Birincisi, her “kemer sıkma programı” illa IMF ile birlikte uygulanmak zorunda değildir. Hatta IMF artık herhangi bir ülkenin iktidarıyla bu tür bir angajmana ender olarak giriyor.
İkincisi, belli ki, Mehmet Şimşek ve Cevdet Yılmaz aynı şeylerden bahsetmemektedir. Hatta Cevdet Yılmaz’ın açıklamalarından çıkan sonuç, esas kemer sıkmanın 2024 Yerel Seçimlerinden sonra başlayacağı, önümüzdeki 9 ayın özellikle ikinci yarısında yeniden seçim ekonomisinin ön plana çıkacağıdır. Çünkü Cevdet Yılmaz, OVP için açıkça 2024 bütçesini işaret ediyor.
AKP “kemer sıkma” denen programı, “mali disiplin” ile değil, devalüasyon ile sağlıyor. Asgari ücret ve kamu ücretleri üzerinden örneklendirelim.
Şu anda “asgari ücret kaç dolar olmalı” tartışması var. Seçimden sonra doların fırlamasıyla asgari ücret 360 dolara kadar düştü. Belli ki “500 dolar” vaadi gerçekleşmeyecek. Temmuz ayında 400-450 bandında bir seviye belirlenecek.

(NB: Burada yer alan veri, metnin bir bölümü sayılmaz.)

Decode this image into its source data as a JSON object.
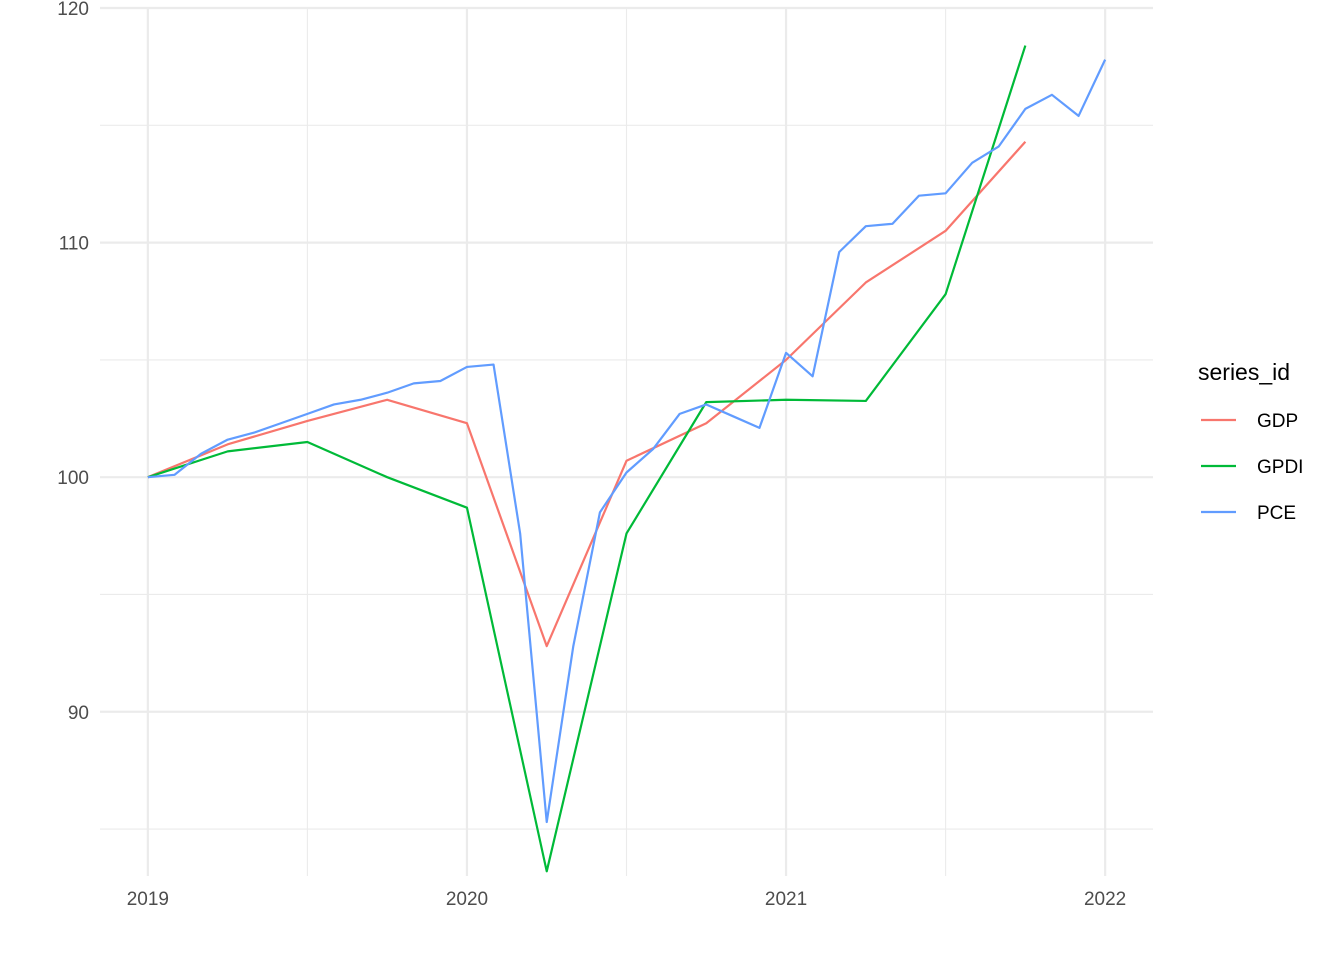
{
  "chart_data": {
    "type": "line",
    "title": "",
    "xlabel": "",
    "ylabel": "",
    "xlim": [
      2018.85,
      2022.15
    ],
    "ylim": [
      83.0,
      120.0
    ],
    "x_ticks": [
      {
        "value": 2019,
        "label": "2019"
      },
      {
        "value": 2020,
        "label": "2020"
      },
      {
        "value": 2021,
        "label": "2021"
      },
      {
        "value": 2022,
        "label": "2022"
      }
    ],
    "x_minor_ticks": [
      2019.5,
      2020.5,
      2021.5
    ],
    "y_ticks": [
      {
        "value": 90,
        "label": "90"
      },
      {
        "value": 100,
        "label": "100"
      },
      {
        "value": 110,
        "label": "110"
      },
      {
        "value": 120,
        "label": "120"
      }
    ],
    "y_minor_ticks": [
      85,
      95,
      105,
      115
    ],
    "grid": true,
    "legend": {
      "title": "series_id",
      "position": "right"
    },
    "series": [
      {
        "name": "GDP",
        "color": "#F8766D",
        "x": [
          2019.0,
          2019.25,
          2019.5,
          2019.75,
          2020.0,
          2020.25,
          2020.5,
          2020.75,
          2021.0,
          2021.25,
          2021.5,
          2021.75
        ],
        "y": [
          100.0,
          101.4,
          102.4,
          103.3,
          102.3,
          92.8,
          100.7,
          102.3,
          105.0,
          108.3,
          110.5,
          114.3
        ]
      },
      {
        "name": "GPDI",
        "color": "#00BA38",
        "x": [
          2019.0,
          2019.25,
          2019.5,
          2019.75,
          2020.0,
          2020.25,
          2020.5,
          2020.75,
          2021.0,
          2021.25,
          2021.5,
          2021.75
        ],
        "y": [
          100.0,
          101.1,
          101.5,
          100.0,
          98.7,
          83.2,
          97.6,
          103.2,
          103.3,
          103.25,
          107.8,
          118.4
        ]
      },
      {
        "name": "PCE",
        "color": "#619CFF",
        "x": [
          2019.0,
          2019.0833,
          2019.1667,
          2019.25,
          2019.3333,
          2019.4167,
          2019.5,
          2019.5833,
          2019.6667,
          2019.75,
          2019.8333,
          2019.9167,
          2020.0,
          2020.0833,
          2020.1667,
          2020.25,
          2020.3333,
          2020.4167,
          2020.5,
          2020.5833,
          2020.6667,
          2020.75,
          2020.8333,
          2020.9167,
          2021.0,
          2021.0833,
          2021.1667,
          2021.25,
          2021.3333,
          2021.4167,
          2021.5,
          2021.5833,
          2021.6667,
          2021.75,
          2021.8333,
          2021.9167,
          2022.0
        ],
        "y": [
          100.0,
          100.1,
          101.0,
          101.6,
          101.9,
          102.3,
          102.7,
          103.1,
          103.3,
          103.6,
          104.0,
          104.1,
          104.7,
          104.8,
          97.6,
          85.3,
          92.8,
          98.5,
          100.2,
          101.2,
          102.7,
          103.1,
          102.6,
          102.1,
          105.3,
          104.3,
          109.6,
          110.7,
          110.8,
          112.0,
          112.1,
          113.4,
          114.1,
          115.7,
          116.3,
          115.4,
          117.8
        ]
      }
    ]
  }
}
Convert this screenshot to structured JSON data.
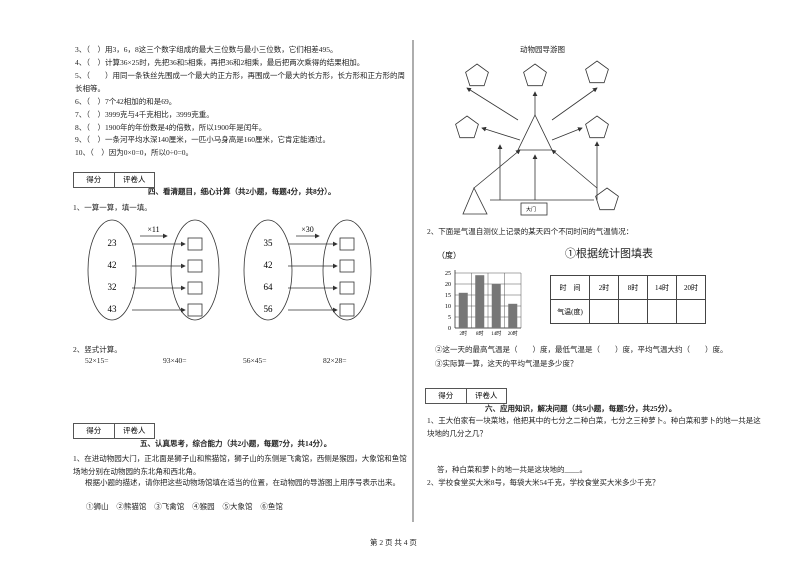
{
  "left": {
    "judge_items": [
      "3、（　）用3，6，8这三个数字组成的最大三位数与最小三位数，它们相差495。",
      "4、（　）计算36×25时，先把36和5相乘，再把36和2相乘，最后把两次乘得的结果相加。",
      "5、（　　）用同一条铁丝先围成一个最大的正方形，再围成一个最大的长方形，长方形和正方形的周长相等。",
      "6、（　）7个42相加的和是69。",
      "7、（　）3999克与4千克相比，3999克重。",
      "8、（　）1900年的年份数是4的倍数，所以1900年是闰年。",
      "9、（　）一条河平均水深140厘米，一匹小马身高是160厘米，它肯定能通过。",
      "10、（　）因为0×0=0，所以0÷0=0。"
    ],
    "section4": {
      "score_box": [
        "得分",
        "评卷人"
      ],
      "title": "四、看清题目，细心计算（共2小题，每题4分，共8分）。",
      "q1": "1、一算一算，填一填。",
      "groups": [
        {
          "op": "×11",
          "numbers": [
            23,
            42,
            32,
            43
          ]
        },
        {
          "op": "×30",
          "numbers": [
            35,
            42,
            64,
            56
          ]
        }
      ],
      "q2": "2、竖式计算。",
      "calcs": [
        "52×15=",
        "93×40=",
        "56×45=",
        "82×28="
      ]
    },
    "section5": {
      "score_box": [
        "得分",
        "评卷人"
      ],
      "title": "五、认真思考，综合能力（共2小题，每题7分，共14分）。",
      "q1": "1、在进动物园大门，正北面是狮子山和熊猫馆，狮子山的东侧是飞禽馆，西侧是猴园，大象馆和鱼馆场地分别在动物园的东北角和西北角。",
      "instruction": "根据小题的描述，请你把这些动物场馆填在适当的位置，在动物园的导游图上用序号表示出来。",
      "options": "①狮山 ②熊猫馆 ③飞禽馆 ④猴园 ⑤大象馆 ⑥鱼馆"
    }
  },
  "right": {
    "zoo_map": {
      "title": "动物园导游图",
      "gate": "大门"
    },
    "q2": "2、下面是气温自测仪上记录的某天四个不同时间的气温情况：",
    "temperature_chart": {
      "type": "bar",
      "y_label": "（度）",
      "categories": [
        "2时",
        "8时",
        "14时",
        "20时"
      ],
      "values": [
        16,
        24,
        20,
        11
      ],
      "ylim": [
        0,
        25
      ],
      "yticks": [
        0,
        5,
        10,
        15,
        20,
        25
      ],
      "color": "#777777",
      "grid": true
    },
    "task1": "①根据统计图填表",
    "table": {
      "rows": [
        [
          "时　间",
          "2时",
          "8时",
          "14时",
          "20时"
        ],
        [
          "气温(度)"
        ]
      ]
    },
    "task2": "②这一天的最高气温是（　　）度，最低气温是（　　）度，平均气温大约（　　）度。",
    "task3": "③实际算一算，这天的平均气温是多少度？",
    "section6": {
      "score_box": [
        "得分",
        "评卷人"
      ],
      "title": "六、应用知识，解决问题（共5小题，每题5分，共25分）。",
      "q1": "1、王大伯家有一块菜地，他把其中的七分之二种白菜，七分之三种萝卜。种白菜和萝卜的地一共是这块地的几分之几？",
      "answer1": "答，种白菜和萝卜的地一共是这块地的____。",
      "q2": "2、学校食堂买大米8号，每袋大米54千克，学校食堂买大米多少千克？"
    }
  },
  "footer": "第 2 页 共 4 页"
}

Aralık ayına kadar asgari ücret yeniden 350 dolara kadar düşecek. Yani dolar yine yükselecek.
Asgari ücretin, 2023 Temmuz ayından Aralık ayına kadar, 450 dolardan 350 dolara düşmesi için 1 ABD dolarının seviyesinin 23,5 TL’den 30 TL’ye kadar fırlaması gerekiyor. İhracat ve ithalat sektörü de planlarını buna göre yapıyor.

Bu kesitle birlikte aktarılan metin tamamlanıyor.